Debates como esses nos previnem quanto a possíveis simplificações no âmbito do estudo sobre as identidades culturais, inclusive, contribui no discernimento de termos, tais como diversidade e diferença cultural. De acordo com BHABHA (2010), o primeiro termo, diversidade, é relativo ao reconhecimento de conteúdos e costumes culturais pré-dados; reflete uma separação de culturas intocadas e “protegidas na utopia de uma memória mítica de uma identidade coletiva única” (p.63). Já a diferença cultural “é o processo de significação através do qual afirmações da cultura ou sobre a cultura diferenciam, discriminam e autorizam a produção de campos de força, referência, aplicabilidade e capacidade” (p. 63). E mais:

O conceito de diferença cultural concentra-se no problema da ambivalência da autoridade cultural: a tentativa de dominar em nome de uma supremacia cultural que é ela mesma produzida apenas no momento da diferenciação. (idem, p. 64, grifo do autor)

Por isso o teórico afirma que “é essa diferença no processo da linguagem que é crucial para a produção do sentido e que ao mesmo tempo, assegura que o sentido nunca é simplesmente mimético e transparente” (p. 65), garantindo assim que o significado e os símbolos da cultura possam ser apropriados ou traduzidos de outro modo.

Como tentamos demonstrar, a identidade é erguida no seio da linguagem, cujos princípios básicos, arbitrariedade, indeterminação e instabilidade são materializados em um processo de diferenciação não

dialógico (eu sou isso porque não sou aquilo). O indivíduo, produtor do discurso, pode fazer-se valer de uma autoridade produzida no ato de afirmar/diferenciar: eu considero que a minha identidade é melhor que a do outro e daí se estabelece uma relação de poder, em que os traços híbridos da diferença cultural não sobressaem. Os jovens estudantes dos PALOP “em trânsito” são surpreendidos com tamanho conflito em função da diferença, no sentido abordado neste capítulo e como Silva (2002) propõe: “A identidade é predicativa, propositiva: x é isso. A diferença é experimental: o que fazer com x.” (p. 66).
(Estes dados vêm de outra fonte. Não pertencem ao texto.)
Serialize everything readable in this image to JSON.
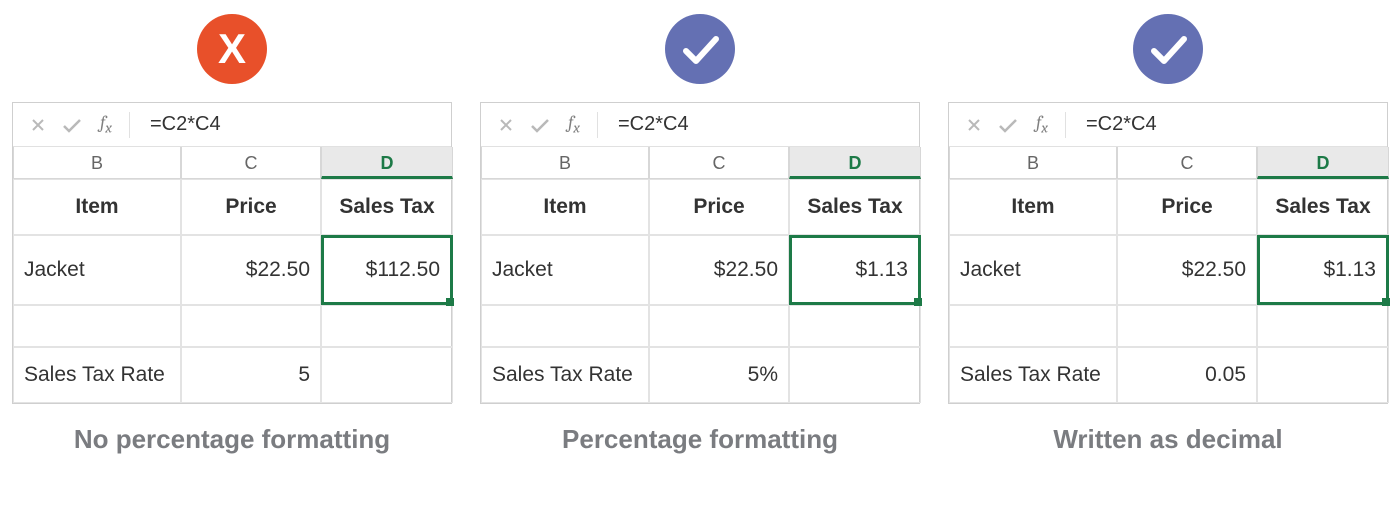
{
  "badges": {
    "x_glyph": "X"
  },
  "formula": "=C2*C4",
  "columns": {
    "b": "B",
    "c": "C",
    "d": "D"
  },
  "headers": {
    "item": "Item",
    "price": "Price",
    "tax": "Sales Tax"
  },
  "rowLabels": {
    "item": "Jacket",
    "rate": "Sales Tax Rate"
  },
  "price": "$22.50",
  "panels": [
    {
      "badge": "x",
      "tax": "$112.50",
      "rate": "5",
      "caption": "No percentage formatting"
    },
    {
      "badge": "check",
      "tax": "$1.13",
      "rate": "5%",
      "caption": "Percentage formatting"
    },
    {
      "badge": "check",
      "tax": "$1.13",
      "rate": "0.05",
      "caption": "Written as decimal"
    }
  ]
}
Assim, a aproximação e a convivência no novo grupo social os conduzem a um modo ativo de experimentação biográfica, quando precisam negociar “agonisticamente”, segundo Bhabha (2010), suas normas e valores de referência. Essa posição distinta que o estrangeiro assume no grupo pode ter traços de positividade, segundo Simmel (1993), ou carregar perenemente a impossibilidade de transposição das barreiras do poder cultural, aproximando-nos da análise de Schutz (1944).

De todo modo, há que se pensar que os jovens estudantes oriundos dos PALOP traduzem-se permanentemente, e é nesses espaços que identidades, singulares ou coletivas, são produzidas, não mais na busca da pretensa linearidade e homogeneidade cultural, já descontruída há muito tempo. E Weller et al (2002, p. 36/95) nos esclarecem que as experiências diárias não compõem um todo claro/racional, mas constituem a vida real/racional, repleta de ambivalências, e é assim, que as manifestações culturais devem ser compreendidas.